Abstract
Tropical peatlands are among the most carbon-dense ecosystems on Earth,
and their water storage dynamics strongly control these carbon stocks.
The hydrological functioning of tropical peatlands differs from that of
northern peatlands, which has not yet been accounted for in global land
surface models (LSMs). Here, we integrated tropical peat-specific
hydrology modules into a global LSM for the first time, by utilizing the
peatland-specific model structure adaptation (PEATCLSM) of the NASA
Catchment Land Surface Model (CLSM). We developed literature-based
parameter sets for natural (PEATCLSMTrop,Nat) and
drained (PEATCLSMTrop,Drain) tropical peatlands. The
operational CLSM version (which includes peat as a soil class) and
PEATCLSMTrop,Nat were forced with global meteorological
input data and evaluated over the major tropical peatland regions in
Central and South America, the Congo Basin, and Southeast Asia.
Evaluation against a unique and extensive data set of in situ water
level and eddy covariance-derived evapotranspiration showed an overall
improvement in bias and correlation over all three study regions. Over
Southeast Asia, an additional simulation with
PEATCLSMTrop,Drain was run to address the large fraction
of drained tropical peatlands in this region.
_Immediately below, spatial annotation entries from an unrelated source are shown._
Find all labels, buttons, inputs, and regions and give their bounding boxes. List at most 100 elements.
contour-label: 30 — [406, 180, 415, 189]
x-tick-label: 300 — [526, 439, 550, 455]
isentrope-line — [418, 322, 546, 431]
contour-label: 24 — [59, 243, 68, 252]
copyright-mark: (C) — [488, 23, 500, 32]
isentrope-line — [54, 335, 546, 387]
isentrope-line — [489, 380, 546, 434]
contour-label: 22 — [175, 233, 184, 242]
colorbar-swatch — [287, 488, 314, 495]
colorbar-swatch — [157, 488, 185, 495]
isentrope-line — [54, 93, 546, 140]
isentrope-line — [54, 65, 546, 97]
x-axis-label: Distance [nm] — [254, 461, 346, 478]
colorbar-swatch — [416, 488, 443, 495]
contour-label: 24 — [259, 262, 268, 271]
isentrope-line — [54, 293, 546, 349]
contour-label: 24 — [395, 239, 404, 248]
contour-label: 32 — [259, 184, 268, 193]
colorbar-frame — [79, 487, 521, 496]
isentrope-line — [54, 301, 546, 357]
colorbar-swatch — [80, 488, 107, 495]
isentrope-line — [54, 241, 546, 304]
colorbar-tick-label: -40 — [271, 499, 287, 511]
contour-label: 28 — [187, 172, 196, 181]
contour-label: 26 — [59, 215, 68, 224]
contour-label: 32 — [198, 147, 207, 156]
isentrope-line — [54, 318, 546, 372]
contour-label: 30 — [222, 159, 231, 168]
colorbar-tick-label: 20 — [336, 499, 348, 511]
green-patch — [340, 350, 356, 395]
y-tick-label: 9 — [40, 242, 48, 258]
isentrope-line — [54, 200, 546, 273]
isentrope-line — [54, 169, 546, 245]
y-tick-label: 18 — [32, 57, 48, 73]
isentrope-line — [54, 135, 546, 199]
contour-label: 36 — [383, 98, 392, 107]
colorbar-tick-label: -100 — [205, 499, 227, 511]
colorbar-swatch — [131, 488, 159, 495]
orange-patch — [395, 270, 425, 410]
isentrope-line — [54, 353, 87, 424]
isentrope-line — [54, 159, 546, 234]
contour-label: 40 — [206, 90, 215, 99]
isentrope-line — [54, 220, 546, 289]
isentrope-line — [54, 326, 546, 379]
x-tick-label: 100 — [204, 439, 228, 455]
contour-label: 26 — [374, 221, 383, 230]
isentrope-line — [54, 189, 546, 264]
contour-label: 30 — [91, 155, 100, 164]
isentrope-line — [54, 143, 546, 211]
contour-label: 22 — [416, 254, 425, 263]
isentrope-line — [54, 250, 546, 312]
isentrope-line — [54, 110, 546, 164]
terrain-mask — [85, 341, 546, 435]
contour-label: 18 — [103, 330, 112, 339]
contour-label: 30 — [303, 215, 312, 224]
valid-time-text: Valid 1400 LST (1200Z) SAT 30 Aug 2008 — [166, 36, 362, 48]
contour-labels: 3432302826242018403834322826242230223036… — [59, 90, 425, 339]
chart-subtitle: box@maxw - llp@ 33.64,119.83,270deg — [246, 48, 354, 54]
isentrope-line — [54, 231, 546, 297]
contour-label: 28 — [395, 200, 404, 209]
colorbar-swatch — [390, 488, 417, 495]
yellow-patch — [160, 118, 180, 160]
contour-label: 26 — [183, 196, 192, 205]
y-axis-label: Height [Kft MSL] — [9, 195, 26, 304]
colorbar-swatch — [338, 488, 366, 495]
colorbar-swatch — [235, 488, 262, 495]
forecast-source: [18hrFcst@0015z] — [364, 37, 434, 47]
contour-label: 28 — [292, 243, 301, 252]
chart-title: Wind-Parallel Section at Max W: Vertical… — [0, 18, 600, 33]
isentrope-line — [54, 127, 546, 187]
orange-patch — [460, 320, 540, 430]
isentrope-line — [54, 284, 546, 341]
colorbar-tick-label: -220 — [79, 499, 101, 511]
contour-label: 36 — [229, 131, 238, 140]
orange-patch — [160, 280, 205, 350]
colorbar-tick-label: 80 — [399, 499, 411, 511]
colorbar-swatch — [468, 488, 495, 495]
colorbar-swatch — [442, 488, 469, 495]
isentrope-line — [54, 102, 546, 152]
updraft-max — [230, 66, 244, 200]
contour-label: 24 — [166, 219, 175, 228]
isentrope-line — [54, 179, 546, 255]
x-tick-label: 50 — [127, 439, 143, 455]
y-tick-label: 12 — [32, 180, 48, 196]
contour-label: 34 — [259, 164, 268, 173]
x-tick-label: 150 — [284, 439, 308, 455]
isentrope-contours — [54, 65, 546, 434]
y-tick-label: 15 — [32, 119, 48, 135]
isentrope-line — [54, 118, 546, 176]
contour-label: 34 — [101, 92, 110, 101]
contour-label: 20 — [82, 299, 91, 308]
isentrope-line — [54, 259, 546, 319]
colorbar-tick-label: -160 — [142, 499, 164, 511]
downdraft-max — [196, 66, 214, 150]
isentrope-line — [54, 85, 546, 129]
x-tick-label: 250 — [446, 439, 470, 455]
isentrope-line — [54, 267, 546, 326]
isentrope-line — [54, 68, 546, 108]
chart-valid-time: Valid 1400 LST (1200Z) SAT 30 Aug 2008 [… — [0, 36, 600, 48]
PEATCLSMTrop,Drain outperformed both CLSM and
PEATCLSMTrop,Nat over drained sites. Despite the overall
improvements of both tropical PEATCLSM modules, there are strong
differences in performance between the three study regions. We attribute
these performance differences to regional differences in accuracy of
meteorological forcing data, and differences in peatland hydrologic
response that are not yet captured by our model.